The First Survivors
The jungle was restless that night.
Amir and Sari huddled in the narrow cleft of the gorge, the mist clinging to their skin like cold sweat. The buzzing above never truly faded. It came in waves, sometimes thinning to a distant hum, only to surge again as hunting swarms returned to feed the hive. Every time, Amir held his breath and counted, certain the vibrations would betray them.
Sleep was impossible. Hunger gnawed at them, but thirst won out, so Amir crept to the edge of the stream. He cupped water into his hands, drinking in silence. When he lifted his head, he froze.
A pair of eyes watched him from across the rocks.
They weren’t the blank eyes of the dead villagers. These eyes blinked.
The figure was half-hidden in the brush, clothes torn and filthy. A man, gaunt and trembling, clutching something shiny in his hands. He looked like he had been living in the jungle for weeks, maybe longer.
Amir’s first instinct was fear. The man looked feral, desperate. But Sari stirred behind him, whispering, “What is it?” and the man lifted one finger to his lips.
“Quiet,” the stranger rasped. His voice was hoarse, shredded by thirst and fear. He gestured urgently for them to follow.
Amir hesitated. He did not trust easily, not here, not after what they had seen. But the swarm was everywhere, and the man’s eyes were alive. That meant survival. Survival meant knowledge.
He took Sari’s hand and nodded. They crept across the rocks, following the stranger deeper into the gorge.
The man led them through a narrow crevice hidden behind dangling roots. Inside was a cavity in the stone, barely large enough for the three of them. The air was damp, smelling of mould, but it was enclosed, muffling the jungle’s sounds.
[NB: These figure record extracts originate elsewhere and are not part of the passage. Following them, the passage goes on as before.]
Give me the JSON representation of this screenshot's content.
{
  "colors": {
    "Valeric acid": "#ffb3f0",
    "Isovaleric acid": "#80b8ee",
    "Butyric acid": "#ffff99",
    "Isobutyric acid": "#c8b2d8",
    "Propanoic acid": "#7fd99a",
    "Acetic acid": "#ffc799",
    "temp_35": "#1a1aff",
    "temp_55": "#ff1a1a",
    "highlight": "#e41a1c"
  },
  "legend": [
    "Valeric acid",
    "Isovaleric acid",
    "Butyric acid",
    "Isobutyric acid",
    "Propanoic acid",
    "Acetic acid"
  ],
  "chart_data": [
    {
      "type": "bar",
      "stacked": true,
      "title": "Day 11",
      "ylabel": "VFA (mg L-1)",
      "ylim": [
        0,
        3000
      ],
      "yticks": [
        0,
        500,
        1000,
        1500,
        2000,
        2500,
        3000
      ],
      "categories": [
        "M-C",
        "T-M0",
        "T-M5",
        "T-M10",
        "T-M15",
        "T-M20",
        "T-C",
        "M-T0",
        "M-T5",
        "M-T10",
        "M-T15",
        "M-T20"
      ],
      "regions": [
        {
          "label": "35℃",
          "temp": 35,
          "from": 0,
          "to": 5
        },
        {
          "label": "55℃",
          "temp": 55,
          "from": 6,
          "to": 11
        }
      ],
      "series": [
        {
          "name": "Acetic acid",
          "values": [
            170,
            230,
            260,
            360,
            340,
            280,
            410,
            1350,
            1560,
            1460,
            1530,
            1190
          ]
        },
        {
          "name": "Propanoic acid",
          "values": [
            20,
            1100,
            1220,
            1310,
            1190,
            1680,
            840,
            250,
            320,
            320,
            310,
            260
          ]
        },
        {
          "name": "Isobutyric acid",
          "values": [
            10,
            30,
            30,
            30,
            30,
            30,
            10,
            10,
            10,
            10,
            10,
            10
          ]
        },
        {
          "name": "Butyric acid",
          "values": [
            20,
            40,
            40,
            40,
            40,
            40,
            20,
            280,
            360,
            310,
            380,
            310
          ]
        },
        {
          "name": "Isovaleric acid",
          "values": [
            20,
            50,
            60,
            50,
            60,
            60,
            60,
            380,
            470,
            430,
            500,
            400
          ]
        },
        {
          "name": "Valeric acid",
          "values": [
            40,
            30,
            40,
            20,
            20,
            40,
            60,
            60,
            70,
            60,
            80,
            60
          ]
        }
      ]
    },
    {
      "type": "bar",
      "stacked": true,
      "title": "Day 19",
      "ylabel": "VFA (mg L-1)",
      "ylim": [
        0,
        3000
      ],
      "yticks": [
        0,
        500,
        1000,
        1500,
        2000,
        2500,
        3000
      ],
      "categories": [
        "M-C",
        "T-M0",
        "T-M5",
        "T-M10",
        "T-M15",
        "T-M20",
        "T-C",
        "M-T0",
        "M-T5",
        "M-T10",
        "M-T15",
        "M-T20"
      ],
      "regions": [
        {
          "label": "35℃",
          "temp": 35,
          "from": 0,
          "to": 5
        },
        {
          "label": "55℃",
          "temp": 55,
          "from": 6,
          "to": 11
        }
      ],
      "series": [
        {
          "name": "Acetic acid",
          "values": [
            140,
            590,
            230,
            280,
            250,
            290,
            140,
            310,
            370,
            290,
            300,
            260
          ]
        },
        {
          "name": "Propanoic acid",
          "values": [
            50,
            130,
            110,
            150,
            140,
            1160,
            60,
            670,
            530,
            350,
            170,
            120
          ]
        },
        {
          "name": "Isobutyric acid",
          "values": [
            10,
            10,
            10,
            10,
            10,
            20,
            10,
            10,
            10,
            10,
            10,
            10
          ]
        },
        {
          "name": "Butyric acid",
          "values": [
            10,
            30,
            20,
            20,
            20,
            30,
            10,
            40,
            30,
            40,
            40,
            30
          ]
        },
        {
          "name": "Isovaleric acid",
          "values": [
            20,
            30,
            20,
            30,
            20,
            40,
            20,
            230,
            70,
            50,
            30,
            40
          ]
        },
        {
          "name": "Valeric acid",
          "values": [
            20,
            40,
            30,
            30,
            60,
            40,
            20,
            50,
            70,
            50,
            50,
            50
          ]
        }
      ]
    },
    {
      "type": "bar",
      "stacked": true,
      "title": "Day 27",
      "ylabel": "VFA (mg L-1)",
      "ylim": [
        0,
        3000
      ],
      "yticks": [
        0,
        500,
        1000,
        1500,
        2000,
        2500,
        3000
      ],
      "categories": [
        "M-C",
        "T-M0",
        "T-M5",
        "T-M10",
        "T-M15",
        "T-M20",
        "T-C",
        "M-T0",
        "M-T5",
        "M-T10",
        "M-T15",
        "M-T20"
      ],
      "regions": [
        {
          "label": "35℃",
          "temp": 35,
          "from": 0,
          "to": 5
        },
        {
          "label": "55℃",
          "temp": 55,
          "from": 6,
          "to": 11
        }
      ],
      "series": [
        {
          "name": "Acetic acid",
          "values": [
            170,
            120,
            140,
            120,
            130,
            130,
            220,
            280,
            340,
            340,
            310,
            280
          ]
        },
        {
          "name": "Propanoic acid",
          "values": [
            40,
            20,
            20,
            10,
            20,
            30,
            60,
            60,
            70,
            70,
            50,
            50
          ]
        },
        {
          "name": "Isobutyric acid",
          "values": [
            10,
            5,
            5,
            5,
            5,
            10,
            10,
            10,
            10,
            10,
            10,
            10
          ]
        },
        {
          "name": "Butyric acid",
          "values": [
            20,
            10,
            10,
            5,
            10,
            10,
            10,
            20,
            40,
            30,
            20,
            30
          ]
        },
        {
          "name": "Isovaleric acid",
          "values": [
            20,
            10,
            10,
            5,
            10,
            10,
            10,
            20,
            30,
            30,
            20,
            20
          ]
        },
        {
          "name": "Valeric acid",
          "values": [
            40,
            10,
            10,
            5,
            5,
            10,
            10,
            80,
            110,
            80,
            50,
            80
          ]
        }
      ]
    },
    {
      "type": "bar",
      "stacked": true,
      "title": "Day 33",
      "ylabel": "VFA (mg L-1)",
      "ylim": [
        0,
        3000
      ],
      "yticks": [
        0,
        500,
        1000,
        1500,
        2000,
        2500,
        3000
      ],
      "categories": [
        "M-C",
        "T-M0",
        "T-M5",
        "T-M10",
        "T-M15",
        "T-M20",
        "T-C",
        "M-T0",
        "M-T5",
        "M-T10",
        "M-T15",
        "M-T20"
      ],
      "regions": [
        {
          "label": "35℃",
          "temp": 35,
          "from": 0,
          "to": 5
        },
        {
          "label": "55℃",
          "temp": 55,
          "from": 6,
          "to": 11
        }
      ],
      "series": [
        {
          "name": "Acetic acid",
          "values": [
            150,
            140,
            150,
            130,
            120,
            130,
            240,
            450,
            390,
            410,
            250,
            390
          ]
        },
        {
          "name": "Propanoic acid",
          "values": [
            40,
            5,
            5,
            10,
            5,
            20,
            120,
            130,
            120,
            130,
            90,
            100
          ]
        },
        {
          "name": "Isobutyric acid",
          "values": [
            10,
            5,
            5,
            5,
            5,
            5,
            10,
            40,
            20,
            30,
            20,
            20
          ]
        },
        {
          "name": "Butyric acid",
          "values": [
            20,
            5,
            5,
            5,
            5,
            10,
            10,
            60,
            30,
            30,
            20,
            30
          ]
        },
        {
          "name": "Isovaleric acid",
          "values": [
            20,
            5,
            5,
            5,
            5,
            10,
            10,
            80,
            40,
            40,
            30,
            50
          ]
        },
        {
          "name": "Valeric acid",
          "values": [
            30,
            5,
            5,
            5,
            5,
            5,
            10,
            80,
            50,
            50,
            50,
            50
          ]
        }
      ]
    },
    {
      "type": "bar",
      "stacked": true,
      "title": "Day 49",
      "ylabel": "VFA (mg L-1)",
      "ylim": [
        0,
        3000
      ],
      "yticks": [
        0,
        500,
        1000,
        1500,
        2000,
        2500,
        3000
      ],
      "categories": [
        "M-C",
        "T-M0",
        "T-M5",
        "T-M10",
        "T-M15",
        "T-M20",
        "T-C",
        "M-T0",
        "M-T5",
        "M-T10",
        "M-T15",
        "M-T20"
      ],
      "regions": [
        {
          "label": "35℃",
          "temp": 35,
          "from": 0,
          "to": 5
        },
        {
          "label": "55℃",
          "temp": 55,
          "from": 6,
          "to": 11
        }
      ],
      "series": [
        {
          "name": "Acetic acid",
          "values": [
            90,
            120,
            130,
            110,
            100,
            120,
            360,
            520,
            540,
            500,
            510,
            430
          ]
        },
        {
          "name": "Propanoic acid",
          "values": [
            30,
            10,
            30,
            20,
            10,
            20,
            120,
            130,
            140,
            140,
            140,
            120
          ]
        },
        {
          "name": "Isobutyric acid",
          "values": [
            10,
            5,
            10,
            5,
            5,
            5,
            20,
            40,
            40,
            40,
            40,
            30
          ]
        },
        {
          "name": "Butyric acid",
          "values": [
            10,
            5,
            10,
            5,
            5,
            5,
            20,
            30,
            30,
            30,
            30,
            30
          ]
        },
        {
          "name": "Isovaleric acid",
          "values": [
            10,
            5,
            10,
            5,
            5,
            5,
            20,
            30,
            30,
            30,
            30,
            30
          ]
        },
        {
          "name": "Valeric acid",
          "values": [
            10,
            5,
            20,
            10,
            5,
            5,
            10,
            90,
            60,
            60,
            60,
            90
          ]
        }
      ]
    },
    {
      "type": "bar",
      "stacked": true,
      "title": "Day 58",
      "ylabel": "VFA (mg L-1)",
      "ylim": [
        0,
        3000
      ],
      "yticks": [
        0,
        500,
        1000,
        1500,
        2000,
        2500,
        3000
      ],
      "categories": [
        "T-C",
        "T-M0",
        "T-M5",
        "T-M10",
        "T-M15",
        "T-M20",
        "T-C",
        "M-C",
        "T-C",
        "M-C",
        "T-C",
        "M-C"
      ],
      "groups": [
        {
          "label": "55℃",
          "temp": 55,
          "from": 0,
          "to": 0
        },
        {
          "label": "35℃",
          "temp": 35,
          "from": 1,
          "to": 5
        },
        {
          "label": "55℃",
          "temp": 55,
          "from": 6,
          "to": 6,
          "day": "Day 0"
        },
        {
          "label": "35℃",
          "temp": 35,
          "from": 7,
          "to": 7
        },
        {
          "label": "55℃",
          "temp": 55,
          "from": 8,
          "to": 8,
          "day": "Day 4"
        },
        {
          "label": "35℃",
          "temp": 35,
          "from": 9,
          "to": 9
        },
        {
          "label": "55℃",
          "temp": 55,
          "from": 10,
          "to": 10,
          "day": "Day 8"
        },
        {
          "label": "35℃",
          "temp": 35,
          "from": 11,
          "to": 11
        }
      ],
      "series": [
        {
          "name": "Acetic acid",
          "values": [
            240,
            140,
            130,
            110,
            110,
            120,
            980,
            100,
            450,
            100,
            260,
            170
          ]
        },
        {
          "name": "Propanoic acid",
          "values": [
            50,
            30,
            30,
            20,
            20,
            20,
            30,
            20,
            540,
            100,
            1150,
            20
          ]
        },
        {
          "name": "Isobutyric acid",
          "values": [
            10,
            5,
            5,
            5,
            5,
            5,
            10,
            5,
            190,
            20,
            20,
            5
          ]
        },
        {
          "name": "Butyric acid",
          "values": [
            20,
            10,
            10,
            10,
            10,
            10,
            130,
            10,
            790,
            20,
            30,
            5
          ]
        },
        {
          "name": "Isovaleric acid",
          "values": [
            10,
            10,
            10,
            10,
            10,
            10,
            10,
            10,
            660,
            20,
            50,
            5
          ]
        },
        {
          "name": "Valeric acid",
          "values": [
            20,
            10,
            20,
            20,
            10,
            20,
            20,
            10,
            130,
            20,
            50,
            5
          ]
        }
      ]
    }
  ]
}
The man sank against the wall, clutching the object in his hands. In the dim light, Amir saw it was a machete, rusted but sharp. The blade trembled as he gripped it.
“You saw the hive,” the man said. His voice cracked. “I can see it in your faces.”
Amir swallowed. “Yes. We saw.”
The man laughed bitterly, a broken sound. “Then you understand. You cannot fight them. You cannot burn them. They do not stop.”
Sari leaned forward, her voice steadier than she felt. “What are they? Why are they here?”
The man’s expression shifted, a flicker of shame passing through his gaunt features. “They are not supposed to be here. They were brought. Smuggled. I was part of it.”
Amir’s stomach clenched. “Smuggled?”
The man nodded, eyes darting as if expecting the hive itself to hear. “Collectors. Scientists. Rich men who wanted weapons, others who wanted pets, trophies, specimens. We brought crates through the ports, hid them in shipments of birds, snakes, exotic things. They paid us well. Too well.” He clenched the machete tighter, knuckles whitening. “But these… they were different. Larger. Hungrier. They ate everything. The animals went first. Then the villagers. Then my friends.”
His words filled the cave like smoke, choking them with dread.
Sari shook her head in disbelief. “You unleashed them. You let this happen.”
The man’s face twisted, not in anger but guilt. “We thought they would die. That the jungle would smother them. But they adapted. They thrived. You saw the hive.” His voice broke. “You saw the queen.”
Silence pressed in, heavy as stone. Amir felt the truth sinking in, deeper than the river’s current. This wasn’t an accident of nature. This was an infection planted by human greed.
The man leaned forward, eyes burning with something close to madness. “You cannot run. If you leave, they will follow. They will spread. They will find cities. Imagine Jakarta, imagine Surabaya, imagine the world drowning in wings.”
Amir’s breath caught. The scale of it staggered him. Entire cities stripped in hours. Skies black with wasps.
But Sari wasn’t paralyzed. Her voice cut sharp through the gloom. “If you helped bring them here, then you know how to stop them.”
The man’s lips trembled. He lowered the machete until it touched the stone between them. His eyes glistened with unshed tears.
“There is no stopping them,” he whispered. “But there may be a way to kill the hive. Not the wasps. The hive. The queen.”
The words hung in the damp air like a spark waiting for tinder.
Amir’s heart pounded. The thought was madness, suicide. Yet as he looked at Sari, he saw a glint in her eyes, something fierce, something that refused to die quietly in a cave.
She leaned closer. “Tell us how.”
The man’s shoulders slumped, as if crushed beneath the weight of what he was about to reveal. Outside, the jungle buzzed with hunger, the hive alive with restless wings.
And in the dark, the first ember of a plan began to burn.